Half of managers say their company doesn’t have a formal policy for employees caring for close family members or dependents diagnosed with cancer, while 32 per cent of employees with a family member diagnosed with cancer did feel supported by their employer when the diagnosis was made, new research has found.
The figures come from a survey of 1,000 managers of employees who have had a family member diagnosed with cancer and of 1,000 employed people with a family member who has been diagnosed with cancer within the last five years. The survey was carried out by OnePoll in September 2015.
Axa PPP Healthcare has today launched a white paper, that makes practical recommendations to employers to help them support employees affected by the cancer of family members. It recommends employers:
- Review and revise company policies and procedures to include carers.
- Build awareness of cancer – the impact of living with the disease and caring for those who have it.
- Consider introducing flexible working arrangements for carers.
- Clearly communicate available workplace support – for example, confidential counselling, cancer nurse helplines and private healthcare cover.
- Ensure that workloads are fairly managed across affected teams.
Figures from Macmillan Cancer Support show over 500,000 people in the UK combining work with caring for someone with cancer, yet 49 per cent of managers of employees with a family member diagnosed with cancer say their company does not have a formal policy for employees caring for close family members or dependents diagnosed with cancer, according to the Axa research. The research also found that 28 per cent of managers took it upon themselves to exercise their discretion and offer flexible working to employees with a close family member or dependent suffering from cancer.
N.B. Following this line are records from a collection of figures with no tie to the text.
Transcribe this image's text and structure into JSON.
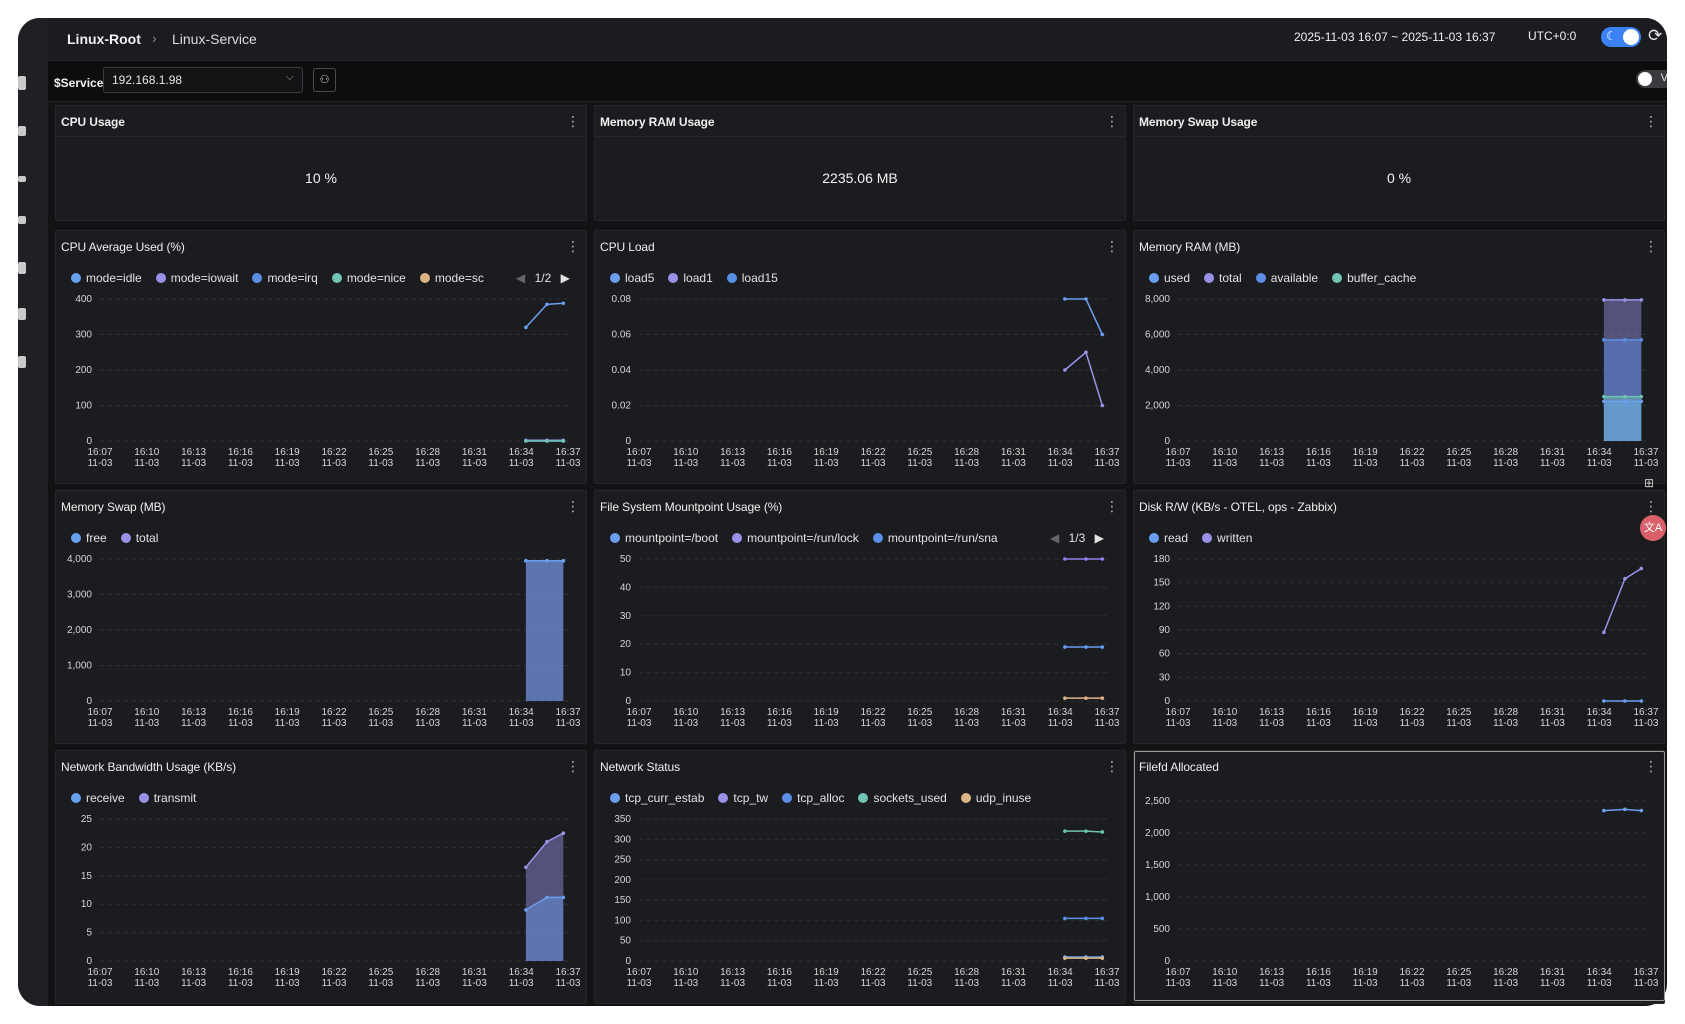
{
  "header": {
    "breadcrumb_root": "Linux-Root",
    "breadcrumb_sep": "›",
    "breadcrumb_child": "Linux-Service",
    "time_range": "2025-11-03 16:07 ~ 2025-11-03 16:37",
    "timezone": "UTC+0:0",
    "theme_icon": "moon-icon",
    "refresh_icon": "refresh-icon",
    "info_icon": "info-icon",
    "info_glyph": "i"
  },
  "variables": {
    "service_label": "$Service",
    "service_value": "192.168.1.98",
    "view_toggle_label": "V"
  },
  "colors": {
    "blue": "#6a9ff0",
    "purple": "#9b92e8",
    "blue2": "#5b8fe6",
    "teal": "#6fc3b2",
    "tan": "#dcb486",
    "violet": "#8f7ff0"
  },
  "time_ticks": [
    {
      "t": "16:07",
      "d": "11-03"
    },
    {
      "t": "16:10",
      "d": "11-03"
    },
    {
      "t": "16:13",
      "d": "11-03"
    },
    {
      "t": "16:16",
      "d": "11-03"
    },
    {
      "t": "16:19",
      "d": "11-03"
    },
    {
      "t": "16:22",
      "d": "11-03"
    },
    {
      "t": "16:25",
      "d": "11-03"
    },
    {
      "t": "16:28",
      "d": "11-03"
    },
    {
      "t": "16:31",
      "d": "11-03"
    },
    {
      "t": "16:34",
      "d": "11-03"
    },
    {
      "t": "16:37",
      "d": "11-03"
    }
  ],
  "panels": {
    "cpu_usage": {
      "title": "CPU Usage",
      "value": "10 %"
    },
    "mem_ram_usage": {
      "title": "Memory RAM Usage",
      "value": "2235.06 MB"
    },
    "mem_swap_usage": {
      "title": "Memory Swap Usage",
      "value": "0 %"
    },
    "cpu_avg": {
      "title": "CPU Average Used (%)",
      "pager": "1/2"
    },
    "cpu_load": {
      "title": "CPU Load"
    },
    "mem_ram": {
      "title": "Memory RAM (MB)"
    },
    "mem_swap": {
      "title": "Memory Swap (MB)"
    },
    "fs_usage": {
      "title": "File System Mountpoint Usage (%)",
      "pager": "1/3"
    },
    "disk_rw": {
      "title": "Disk R/W (KB/s - OTEL, ops - Zabbix)"
    },
    "net_bw": {
      "title": "Network Bandwidth Usage (KB/s)"
    },
    "net_status": {
      "title": "Network Status"
    },
    "filefd": {
      "title": "Filefd Allocated"
    }
  },
  "chart_data": [
    {
      "id": "cpu_avg",
      "type": "line",
      "ylim": [
        0,
        400
      ],
      "yticks": [
        "400",
        "300",
        "200",
        "100",
        "0"
      ],
      "legend": [
        "mode=idle",
        "mode=iowait",
        "mode=irq",
        "mode=nice",
        "mode=sc"
      ],
      "series": [
        {
          "name": "mode=idle",
          "color": "#6a9ff0",
          "points": [
            [
              0.91,
              320
            ],
            [
              0.955,
              385
            ],
            [
              0.99,
              388
            ]
          ]
        },
        {
          "name": "mode=iowait",
          "color": "#9b92e8",
          "points": [
            [
              0.91,
              2
            ],
            [
              0.955,
              2
            ],
            [
              0.99,
              2
            ]
          ]
        },
        {
          "name": "mode=irq",
          "color": "#5b8fe6",
          "points": [
            [
              0.91,
              0
            ],
            [
              0.955,
              0
            ],
            [
              0.99,
              0
            ]
          ]
        },
        {
          "name": "mode=nice",
          "color": "#6fc3b2",
          "points": [
            [
              0.91,
              0
            ],
            [
              0.955,
              0
            ],
            [
              0.99,
              0
            ]
          ]
        }
      ]
    },
    {
      "id": "cpu_load",
      "type": "line",
      "ylim": [
        0,
        0.08
      ],
      "yticks": [
        "0.08",
        "0.06",
        "0.04",
        "0.02",
        "0"
      ],
      "legend": [
        "load5",
        "load1",
        "load15"
      ],
      "series": [
        {
          "name": "load5",
          "color": "#6a9ff0",
          "points": [
            [
              0.91,
              0.08
            ],
            [
              0.955,
              0.08
            ],
            [
              0.99,
              0.06
            ]
          ]
        },
        {
          "name": "load1",
          "color": "#9b92e8",
          "points": [
            [
              0.91,
              0.04
            ],
            [
              0.955,
              0.05
            ],
            [
              0.99,
              0.02
            ]
          ]
        }
      ]
    },
    {
      "id": "mem_ram",
      "type": "area",
      "ylim": [
        0,
        8000
      ],
      "yticks": [
        "8,000",
        "6,000",
        "4,000",
        "2,000",
        "0"
      ],
      "legend": [
        "used",
        "total",
        "available",
        "buffer_cache"
      ],
      "series": [
        {
          "name": "total",
          "color": "#9b92e8",
          "points": [
            [
              0.91,
              7950
            ],
            [
              0.955,
              7950
            ],
            [
              0.99,
              7950
            ]
          ]
        },
        {
          "name": "available",
          "color": "#5b8fe6",
          "points": [
            [
              0.91,
              5700
            ],
            [
              0.955,
              5700
            ],
            [
              0.99,
              5700
            ]
          ]
        },
        {
          "name": "buffer_cache",
          "color": "#6fc3b2",
          "points": [
            [
              0.91,
              2500
            ],
            [
              0.955,
              2500
            ],
            [
              0.99,
              2500
            ]
          ]
        },
        {
          "name": "used",
          "color": "#6a9ff0",
          "points": [
            [
              0.91,
              2235
            ],
            [
              0.955,
              2235
            ],
            [
              0.99,
              2235
            ]
          ]
        }
      ]
    },
    {
      "id": "mem_swap",
      "type": "area",
      "ylim": [
        0,
        4000
      ],
      "yticks": [
        "4,000",
        "3,000",
        "2,000",
        "1,000",
        "0"
      ],
      "legend": [
        "free",
        "total"
      ],
      "series": [
        {
          "name": "total",
          "color": "#9b92e8",
          "points": [
            [
              0.91,
              3950
            ],
            [
              0.955,
              3950
            ],
            [
              0.99,
              3950
            ]
          ]
        },
        {
          "name": "free",
          "color": "#6a9ff0",
          "points": [
            [
              0.91,
              3950
            ],
            [
              0.955,
              3950
            ],
            [
              0.99,
              3950
            ]
          ]
        }
      ]
    },
    {
      "id": "fs_usage",
      "type": "line",
      "ylim": [
        0,
        50
      ],
      "yticks": [
        "50",
        "40",
        "30",
        "20",
        "10",
        "0"
      ],
      "legend": [
        "mountpoint=/boot",
        "mountpoint=/run/lock",
        "mountpoint=/run/sna"
      ],
      "series": [
        {
          "name": "mountpoint=/run/sna",
          "color": "#8f7ff0",
          "points": [
            [
              0.91,
              50
            ],
            [
              0.955,
              50
            ],
            [
              0.99,
              50
            ]
          ]
        },
        {
          "name": "mountpoint=/boot",
          "color": "#6a9ff0",
          "points": [
            [
              0.91,
              19
            ],
            [
              0.955,
              19
            ],
            [
              0.99,
              19
            ]
          ]
        },
        {
          "name": "mountpoint=/run/lock",
          "color": "#dcb486",
          "points": [
            [
              0.91,
              1
            ],
            [
              0.955,
              1
            ],
            [
              0.99,
              1
            ]
          ]
        }
      ]
    },
    {
      "id": "disk_rw",
      "type": "line",
      "ylim": [
        0,
        180
      ],
      "yticks": [
        "180",
        "150",
        "120",
        "90",
        "60",
        "30",
        "0"
      ],
      "legend": [
        "read",
        "written"
      ],
      "series": [
        {
          "name": "written",
          "color": "#9b92e8",
          "points": [
            [
              0.91,
              87
            ],
            [
              0.955,
              155
            ],
            [
              0.99,
              168
            ]
          ]
        },
        {
          "name": "read",
          "color": "#6a9ff0",
          "points": [
            [
              0.91,
              0
            ],
            [
              0.955,
              0
            ],
            [
              0.99,
              0
            ]
          ]
        }
      ]
    },
    {
      "id": "net_bw",
      "type": "area",
      "ylim": [
        0,
        25
      ],
      "yticks": [
        "25",
        "20",
        "15",
        "10",
        "5",
        "0"
      ],
      "legend": [
        "receive",
        "transmit"
      ],
      "series": [
        {
          "name": "transmit",
          "color": "#9b92e8",
          "points": [
            [
              0.91,
              16.5
            ],
            [
              0.955,
              21
            ],
            [
              0.99,
              22.5
            ]
          ]
        },
        {
          "name": "receive",
          "color": "#6a9ff0",
          "points": [
            [
              0.91,
              9
            ],
            [
              0.955,
              11.2
            ],
            [
              0.99,
              11.2
            ]
          ]
        }
      ]
    },
    {
      "id": "net_status",
      "type": "line",
      "ylim": [
        0,
        350
      ],
      "yticks": [
        "350",
        "300",
        "250",
        "200",
        "150",
        "100",
        "50",
        "0"
      ],
      "legend": [
        "tcp_curr_estab",
        "tcp_tw",
        "tcp_alloc",
        "sockets_used",
        "udp_inuse"
      ],
      "series": [
        {
          "name": "sockets_used",
          "color": "#6fc3b2",
          "points": [
            [
              0.91,
              320
            ],
            [
              0.955,
              320
            ],
            [
              0.99,
              318
            ]
          ]
        },
        {
          "name": "tcp_alloc",
          "color": "#5b8fe6",
          "points": [
            [
              0.91,
              105
            ],
            [
              0.955,
              105
            ],
            [
              0.99,
              105
            ]
          ]
        },
        {
          "name": "tcp_curr_estab",
          "color": "#6a9ff0",
          "points": [
            [
              0.91,
              10
            ],
            [
              0.955,
              10
            ],
            [
              0.99,
              10
            ]
          ]
        },
        {
          "name": "udp_inuse",
          "color": "#dcb486",
          "points": [
            [
              0.91,
              7
            ],
            [
              0.955,
              7
            ],
            [
              0.99,
              7
            ]
          ]
        }
      ]
    },
    {
      "id": "filefd",
      "type": "line",
      "ylim": [
        0,
        2500
      ],
      "yticks": [
        "2,500",
        "2,000",
        "1,500",
        "1,000",
        "500",
        "0"
      ],
      "legend": [],
      "series": [
        {
          "name": "",
          "color": "#6a9ff0",
          "points": [
            [
              0.91,
              2350
            ],
            [
              0.955,
              2370
            ],
            [
              0.99,
              2350
            ]
          ]
        }
      ]
    }
  ]
}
Axa PPP Healthcare distribution director Chris Horlick says: “When someone is diagnosed with cancer, focus rightly turns to that person’s health and wellbeing. But it’s also important to remember the impact the diagnosis can have on the sufferer’s family. In addition to the emotional impact, family members may find themselves facing a host of additional pressures and responsibilities. Improvement in treatment is enabling many people affected by cancer to live longer lives with the disease held in check or even cured. While this is welcome, it means that the impact of having cancer in the family will continue to be felt for months and even years to come. There’s much that employers can do to support employees who find themselves in this situation. And, by doing this well, they’ll not only help employees through a difficult time, they’ll also help to maintain morale and productivity and retain valued employees.”